Long-Run Inflation Expectations
Published: 07 March 2025
Professional forecasters’ long-run inflation expectations overreact to news and exhibit persistent, predictable biases in forecast errors. A model incorporating overconfidence in private information and a persistent expectations bias—which generates persistent forecast errors across most forecasters—accounts for these two features of the data, offering a valuable tool for studying long-run inflation expectations. Our analysis highlights substantial, time- varying heterogeneity in forecasters’ responses to public information, with sensitivity declining across all forecasters when monetary policy is constrained by the effective lower bound. The model provides a framework to evaluate whether policymakers’ communicated inflation paths are consistent with anchored long-run expectations.
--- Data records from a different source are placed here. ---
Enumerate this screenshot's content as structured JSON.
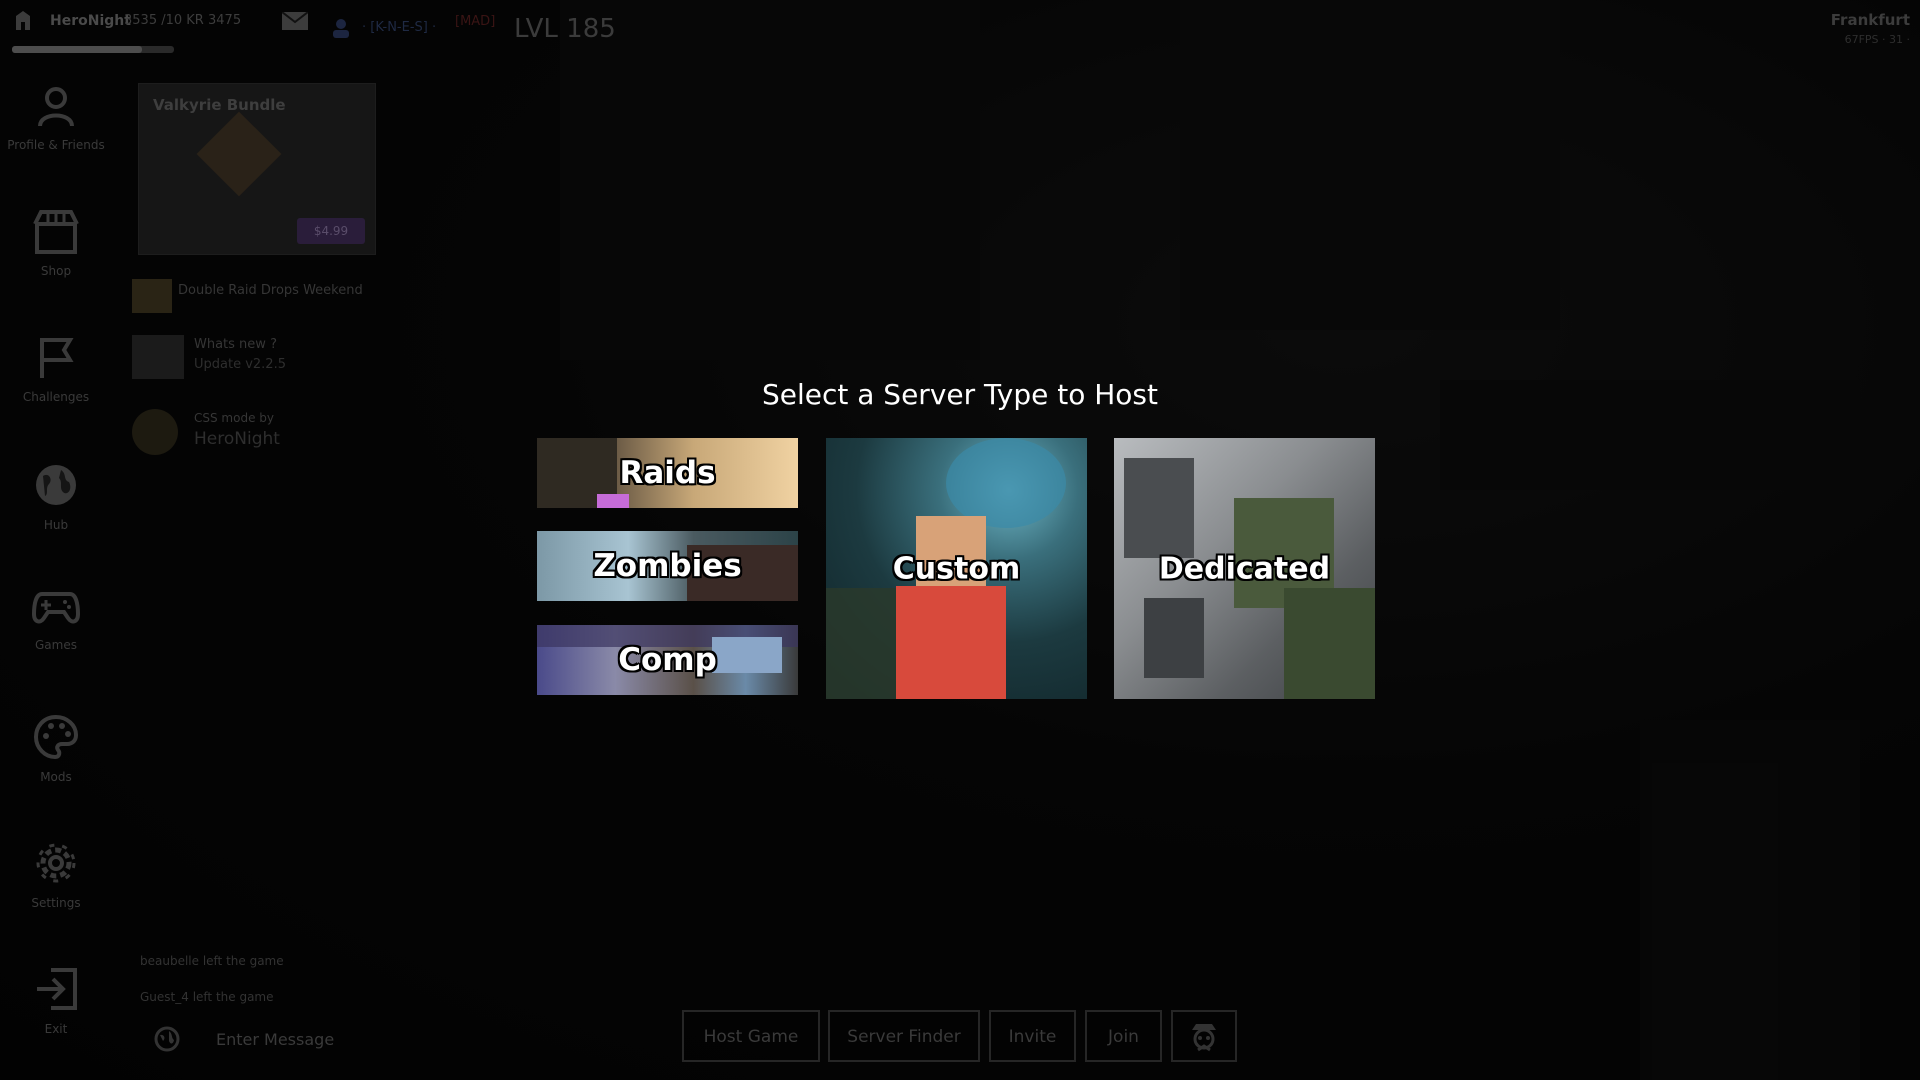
{
  "topbar": {
    "username": "HeroNight",
    "kr_balance": "3535 /10 KR",
    "kr_extra": "3475",
    "clan_text": "· [K-N-E-S] ·",
    "clan_tag": "[MAD]",
    "level": "LVL 185",
    "region": "Frankfurt",
    "fps": "67FPS · 31 ·",
    "xp_progress": 0.8
  },
  "sidebar": {
    "items": [
      {
        "label": "Profile & Friends",
        "icon": "profile-icon"
      },
      {
        "label": "Shop",
        "icon": "shop-icon"
      },
      {
        "label": "Challenges",
        "icon": "flag-icon"
      },
      {
        "label": "Hub",
        "icon": "globe-icon"
      },
      {
        "label": "Games",
        "icon": "gamepad-icon"
      },
      {
        "label": "Mods",
        "icon": "palette-icon"
      },
      {
        "label": "Settings",
        "icon": "gear-icon"
      },
      {
        "label": "Exit",
        "icon": "exit-icon"
      }
    ]
  },
  "news": {
    "bundle_title": "Valkyrie Bundle",
    "bundle_price": "$4.99",
    "rows": [
      {
        "title": "Double Raid Drops Weekend",
        "subtitle": ""
      },
      {
        "title": "Whats new ?",
        "subtitle": "Update v2.2.5"
      },
      {
        "title": "CSS mode by",
        "subtitle": "HeroNight"
      }
    ]
  },
  "chat": {
    "messages": [
      "beaubelle left the game",
      "Guest_4 left the game"
    ],
    "placeholder": "Enter Message"
  },
  "bottom_bar": {
    "host_game": "Host Game",
    "server_finder": "Server Finder",
    "invite": "Invite",
    "join": "Join"
  },
  "modal": {
    "title": "Select a Server Type to Host",
    "options": {
      "raids": "Raids",
      "zombies": "Zombies",
      "comp": "Comp",
      "custom": "Custom",
      "dedicated": "Dedicated"
    }
  }
}
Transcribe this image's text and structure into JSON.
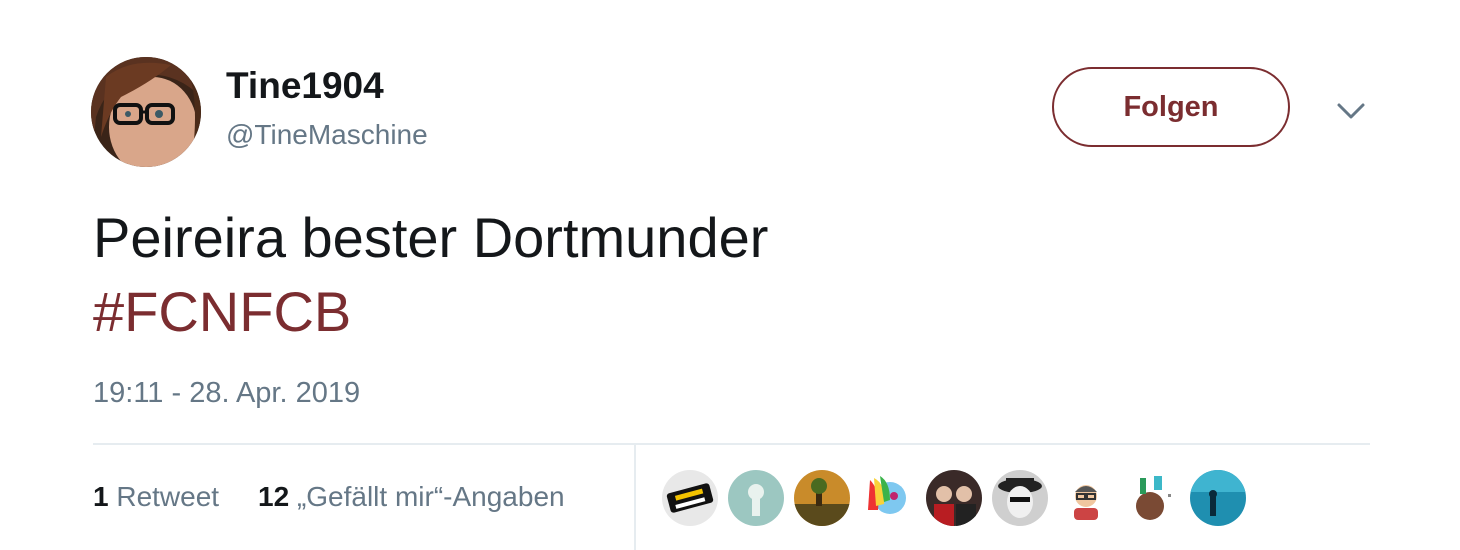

Keywords: Panel survey data; long-run inflation expectations; rationality; expectation bias; overconfidence; overreaction; central bank communications; anchoring
JEL codes E31; D83; E52; E37
Working paper no. 829
829 - Long-Run Inflation Expectations
Research highlights:
- Using the U.S. Survey of Professional Forecasters, we develop a flexible framework for analysing how forecasters form expectations about long-run inflation.
- A model featuring overconfidence in private information and persistent expectations bias that engenders highly persistent forecast errors explains the key time-series and cross-sectional features of the data.
- Our analysis highlights substantial, time-varying heterogeneity in forecasters’ responses to public information, with sensitivity declining across all forecasters when monetary policy is constrained by the effective lower bound.
- We use the Summary of Economic Projections by the FOMC in December 2022 to illustrate how the model provides a framework to evaluate whether policymakers’ communicated inflation paths are consistent with anchored long-run expectations.